BACKGROUND: Effective anticoagulation routinely precludes patients from receiving intravenous thrombolysis with recombinant tissue plasminogen activator to reverse severe symptoms of ischemic stroke. We report what we believe to be the first case of ischemic stroke successfully treated with recombinant tissue plasminogen activator after antagonizing dabigatran with the monoclonal antibody idarucizumab, recently approved worldwide.

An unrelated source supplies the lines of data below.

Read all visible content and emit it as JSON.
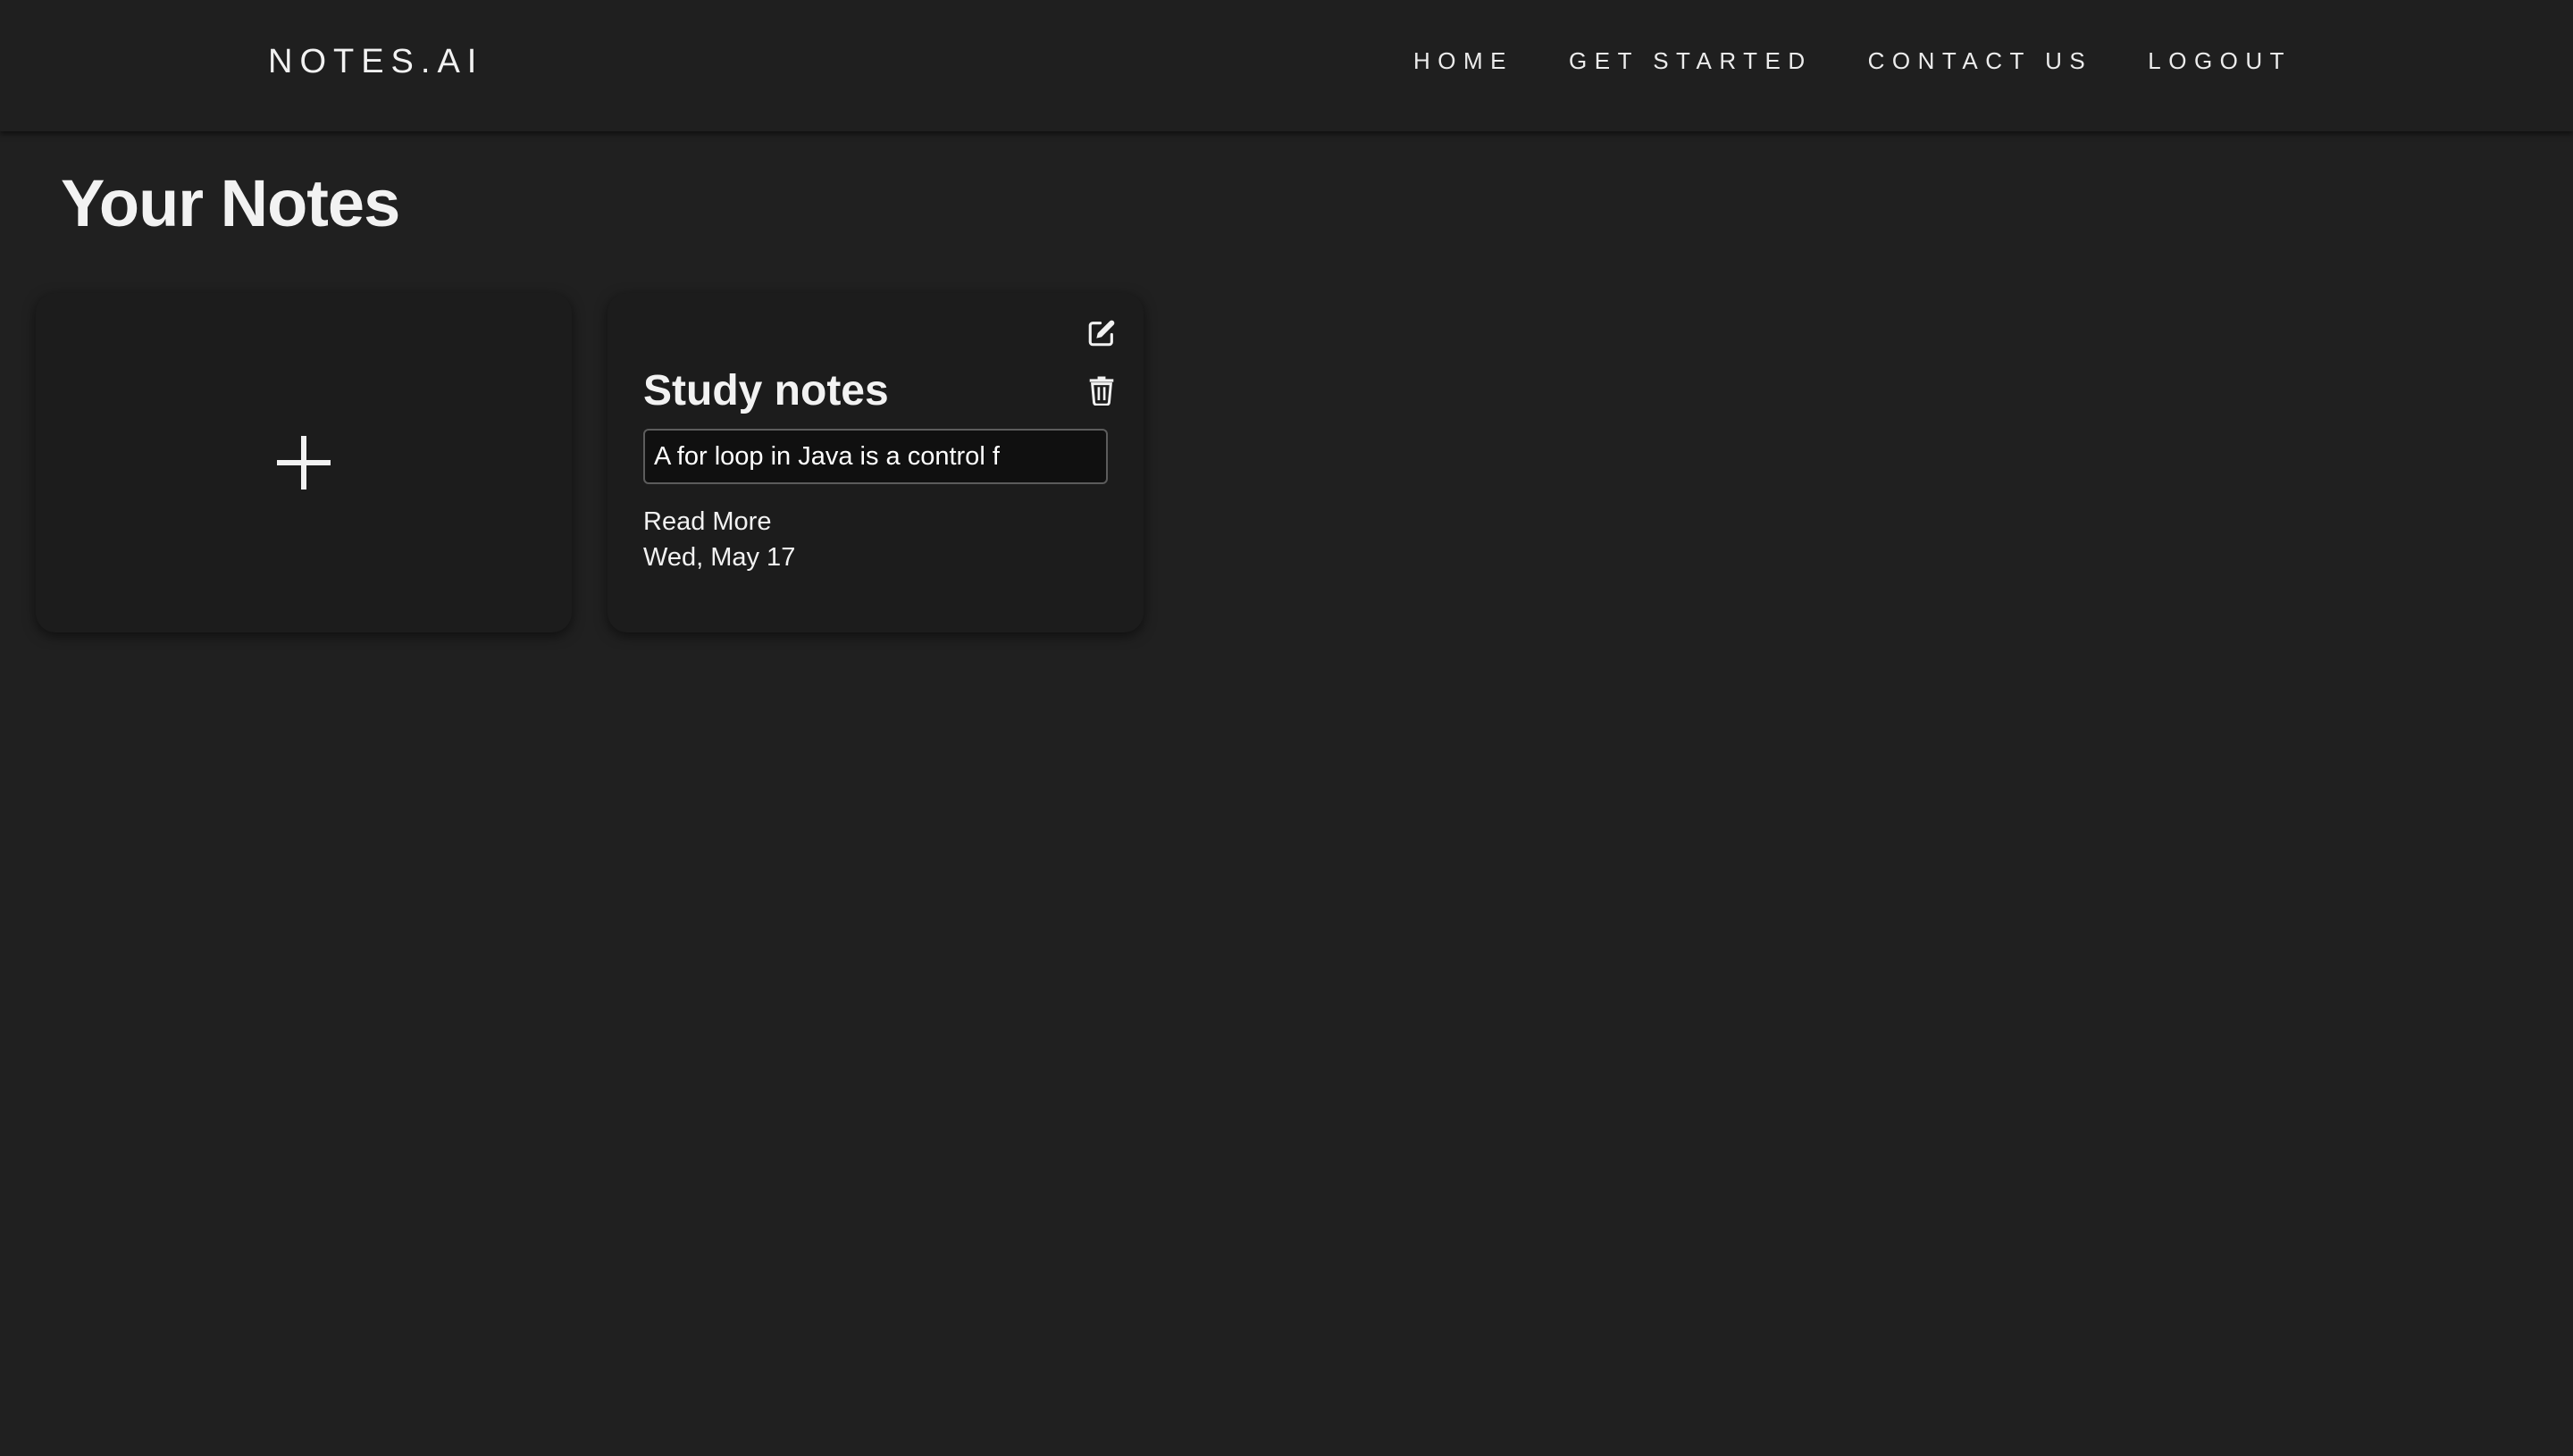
{
  "navbar": {
    "brand": "NOTES.AI",
    "links": [
      {
        "label": "HOME"
      },
      {
        "label": "GET STARTED"
      },
      {
        "label": "CONTACT US"
      },
      {
        "label": "LOGOUT"
      }
    ]
  },
  "page": {
    "title": "Your Notes"
  },
  "add_card": {
    "icon": "plus-icon"
  },
  "notes": [
    {
      "title": "Study notes",
      "preview": "A for loop in Java is a control f",
      "read_more": "Read More",
      "date": "Wed, May 17",
      "edit_icon": "edit-icon",
      "delete_icon": "trash-icon"
    }
  ],
  "colors": {
    "background": "#202020",
    "navbar": "#1f1f1f",
    "card": "#1c1c1c",
    "text": "#f2f2f2"
  }
}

CASE PRESENTATION: A 75-year-old Caucasian man presented to our hospital with severe aphasia and mild hemiparesis. After providing written consent, he received two doses of 2.5 g of idarucizumab over 20 minutes followed by standard protocol in-label recombinant tissue plasminogen activator application. All symptoms resolved within 1 h. CONCLUSIONS: Applying a recombinant tissue plasminogen activator after antagonizing dabigatran with idarucizumab is feasible and easy to manage in an emergency room or stroke unit. Thus, idarucizumab represents a new therapeutic option for patients receiving dabigatran treatment, reestablishing their eligibility for recombinant tissue plasminogen activator thrombolysis.